A Finite Difference Approximation for Numerical Simulation of 2D Viscous Coupled Burgers Equations

Abstract

Many of the physical phenomena in nature are usually expressed in terms of algebraic, differential or integral equations.Several nonlinear phenomena playing a very important role in engineering sciences, physics and computational mathematics are usually modeled by those non-linear partial differential equations (PDEs). It is usually difficult and problematic to examine and find out nalytical solutions of initial-boundary value problems consisting of PDEs. In fact, there is no a certain method or technique working well for all these type equations. For this reason, their approximate solutions are usually preferred rather than analytical ones of such type equations. Thus, many researchers are concentrated on approximate methods and techniques to obtain numerical solutions of non-linear PDEs.
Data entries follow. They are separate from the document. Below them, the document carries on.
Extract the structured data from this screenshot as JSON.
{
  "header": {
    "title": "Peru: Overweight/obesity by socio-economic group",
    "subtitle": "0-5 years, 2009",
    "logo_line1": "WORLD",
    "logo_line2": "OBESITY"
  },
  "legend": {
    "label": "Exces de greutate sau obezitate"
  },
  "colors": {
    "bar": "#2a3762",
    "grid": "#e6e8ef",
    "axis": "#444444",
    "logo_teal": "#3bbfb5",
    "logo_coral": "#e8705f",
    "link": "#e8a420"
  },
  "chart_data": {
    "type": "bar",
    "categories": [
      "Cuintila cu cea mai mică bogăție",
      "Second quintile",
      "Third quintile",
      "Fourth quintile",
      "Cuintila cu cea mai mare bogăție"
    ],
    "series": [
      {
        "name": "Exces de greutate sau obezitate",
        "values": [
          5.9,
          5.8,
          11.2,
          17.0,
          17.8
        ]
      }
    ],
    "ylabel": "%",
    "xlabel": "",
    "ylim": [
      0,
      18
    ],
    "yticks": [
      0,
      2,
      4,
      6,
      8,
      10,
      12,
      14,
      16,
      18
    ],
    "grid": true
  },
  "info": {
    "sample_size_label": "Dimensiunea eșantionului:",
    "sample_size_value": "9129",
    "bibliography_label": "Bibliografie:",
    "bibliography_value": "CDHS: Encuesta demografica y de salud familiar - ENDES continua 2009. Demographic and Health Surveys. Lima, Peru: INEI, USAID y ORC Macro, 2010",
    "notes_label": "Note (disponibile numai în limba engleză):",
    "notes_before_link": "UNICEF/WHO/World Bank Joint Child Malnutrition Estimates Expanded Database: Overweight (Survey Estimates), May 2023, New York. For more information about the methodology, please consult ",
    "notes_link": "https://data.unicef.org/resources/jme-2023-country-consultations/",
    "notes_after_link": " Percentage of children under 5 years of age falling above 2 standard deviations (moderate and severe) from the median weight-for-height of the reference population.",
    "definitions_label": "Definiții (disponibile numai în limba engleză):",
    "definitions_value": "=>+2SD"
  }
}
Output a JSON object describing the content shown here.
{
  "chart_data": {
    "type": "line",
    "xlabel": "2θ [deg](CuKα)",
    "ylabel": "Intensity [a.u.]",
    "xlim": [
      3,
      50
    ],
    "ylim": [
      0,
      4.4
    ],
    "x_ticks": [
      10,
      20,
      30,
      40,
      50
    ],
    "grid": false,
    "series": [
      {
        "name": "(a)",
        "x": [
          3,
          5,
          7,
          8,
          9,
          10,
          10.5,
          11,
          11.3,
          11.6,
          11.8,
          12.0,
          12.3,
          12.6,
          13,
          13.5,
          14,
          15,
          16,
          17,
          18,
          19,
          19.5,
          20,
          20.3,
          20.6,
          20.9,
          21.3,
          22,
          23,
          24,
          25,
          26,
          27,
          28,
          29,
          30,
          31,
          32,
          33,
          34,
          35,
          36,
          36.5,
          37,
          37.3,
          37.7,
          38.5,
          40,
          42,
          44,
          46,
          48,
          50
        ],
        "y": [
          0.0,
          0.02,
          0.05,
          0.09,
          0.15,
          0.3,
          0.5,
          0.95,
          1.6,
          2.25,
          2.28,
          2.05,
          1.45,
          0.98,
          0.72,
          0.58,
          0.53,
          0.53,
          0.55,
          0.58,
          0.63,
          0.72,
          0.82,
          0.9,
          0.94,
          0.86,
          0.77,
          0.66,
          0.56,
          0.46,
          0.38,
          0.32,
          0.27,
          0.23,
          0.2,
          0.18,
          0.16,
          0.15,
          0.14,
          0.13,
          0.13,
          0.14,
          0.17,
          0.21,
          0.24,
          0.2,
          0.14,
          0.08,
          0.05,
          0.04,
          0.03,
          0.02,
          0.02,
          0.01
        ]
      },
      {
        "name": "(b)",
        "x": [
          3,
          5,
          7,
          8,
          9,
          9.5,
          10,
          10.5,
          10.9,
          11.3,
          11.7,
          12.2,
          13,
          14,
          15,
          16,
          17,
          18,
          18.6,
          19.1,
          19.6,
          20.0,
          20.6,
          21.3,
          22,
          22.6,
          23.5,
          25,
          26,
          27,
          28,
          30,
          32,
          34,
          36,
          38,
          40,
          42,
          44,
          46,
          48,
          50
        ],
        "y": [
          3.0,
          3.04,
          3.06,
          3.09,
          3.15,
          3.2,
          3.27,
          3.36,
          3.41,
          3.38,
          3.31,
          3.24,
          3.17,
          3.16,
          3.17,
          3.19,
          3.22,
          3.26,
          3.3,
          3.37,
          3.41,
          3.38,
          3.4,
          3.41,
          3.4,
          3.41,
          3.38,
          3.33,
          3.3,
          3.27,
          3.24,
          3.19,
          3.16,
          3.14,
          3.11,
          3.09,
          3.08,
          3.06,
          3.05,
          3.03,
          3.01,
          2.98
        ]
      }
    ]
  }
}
In the present article, the numerical simulation of the two-dimensional coupled Burgers equation (2D-cBE) has been sought by finite difference method based on Crank-Nicolson type approximation. Widely used three test examples given with appropriate initial and boundary conditions are used for the simulation process. During the simulation process,the error norms $L_{2}$, $L_{\infty}$ are calculated if the exact solutions are already known, otherwise the pointwise values and graphics are provided for comparison. The newly obtained error norms $L_{2}$, $L_{\infty}$ by the presented schemes are compared with those of some of the numerical solutions in the literature. A good consistency and accuracy are observed both by numerical values and visual illustrations.